Our first annotation type:



// A simple annotation type.
@interface MyAnnotation {
  String stringValue();
  int intValue();
}





default values in an annotation.

import java.lang.annotation.Retention;
import java.lang.annotation.RetentionPolicy;
import java.lang.reflect.Method;
@Retention(RetentionPolicy.RUNTIME)
@interface MyAnno {
  String str() default "Testing";
  int val() default 9000;
}
class Meta3 {
  @MyAnno()
  public static void myMeth() {
    Meta3 ob = new Meta3();
    try {
      Class c = ob.getClass();
      Method m = c.getMethod("myMeth");
      MyAnno anno = m.getAnnotation(MyAnno.class);
      System.out.println(anno.str() + " " + anno.val());
    } catch (NoSuchMethodException exc) {
      System.out.println("Method Not Found.");
    }
  }
  public static void main(String args[]) {
    myMeth();
  }
}





Define new annotation type

  1. All annotation types automatically extend the Annotation interface.
  2. Annotation is a super-interface of all annotations.
  3. It overrides hashCode( ), equals( ), and toString() defined by Object.
  4. It defines annotationType( ), which returns a Class object that represents the invoking annotation.
  5. When you apply an annotation, you give values to its members.
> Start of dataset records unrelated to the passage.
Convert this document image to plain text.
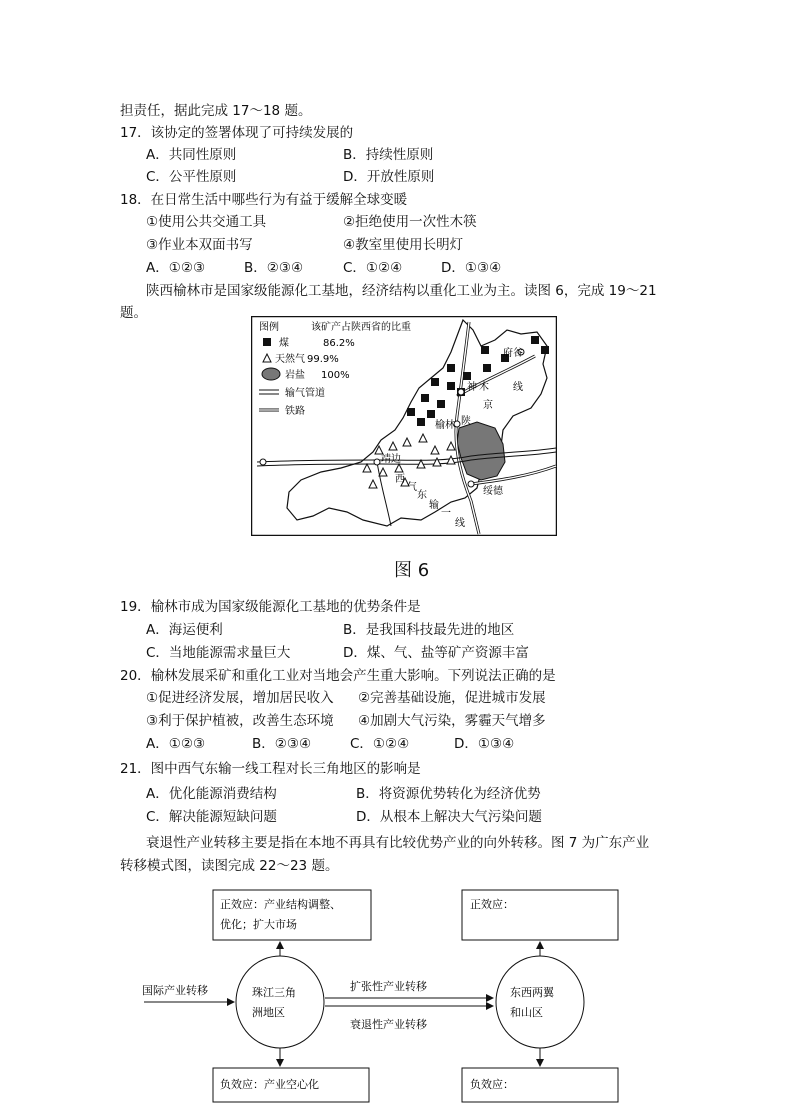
担责任，据此完成 17～18 题。
17．该协定的签署体现了可持续发展的
A．共同性原则	B．持续性原则
C．公平性原则	D．开放性原则
18．在日常生活中哪些行为有益于缓解全球变暖
①使用公共交通工具	②拒绝使用一次性木筷
③作业本双面书写	④教室里使用长明灯
A．①②③	B．②③④	C．①②④	D．①③④
陕西榆林市是国家级能源化工基地，经济结构以重化工业为主。读图 6，完成 19～21
题。
图例	该矿产占陕西省的比重
煤	86.2%
天然气 99.9%
岩盐 100%
输气管道
铁路
府谷
榆林
靖边
绥德
神 木 线
京
陕
西
气
东
输
一
线
图 6
19．榆林市成为国家级能源化工基地的优势条件是
A．海运便利	B．是我国科技最先进的地区
C．当地能源需求量巨大	D．煤、气、盐等矿产资源丰富
20．榆林发展采矿和重化工业对当地会产生重大影响。下列说法正确的是
①促进经济发展，增加居民收入 ②完善基础设施，促进城市发展
③利于保护植被，改善生态环境 ④加剧大气污染，雾霾天气增多
A．①②③	B．②③④	C．①②④	D．①③④
21．图中西气东输一线工程对长三角地区的影响是
A．优化能源消费结构	B．将资源优势转化为经济优势
C．解决能源短缺问题	D．从根本上解决大气污染问题
衰退性产业转移主要是指在本地不再具有比较优势产业的向外转移。图 7 为广东产业
转移模式图，读图完成 22～23 题。
正效应：产业结构调整、
优化；扩大市场
正效应：
负效应：产业空心化	负效应：
珠江三角
洲地区
东西两翼
和山区
国际产业转移	扩张性产业转移
衰退性产业转移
// A simple annotation type.
@interface MyAnnotation {
  String stringValue();
  int intValue();
}
public class MainClass {
  // Annotate a method.
  @MyAnnotation(stringValue = "Annotation Example", intValue = 100)
  public static void myMethod() {
  }
}





Specifying a Retention Policy

A retention policy determines at what point an annotation is discarded.

  1. SOURCE: annotation retained only in the source file and is discarded during compilation.
  2. CLASS: annotation stored in the .class file during compilation, not available in the run time.
  3. RUNTIME: annotation stored in the .class file and available in the run time.
  4. They are defined java.lang.annotation.RetentionPolicy enumeration.

A retention policy is specified using Java"s built-in annotations: @Retention.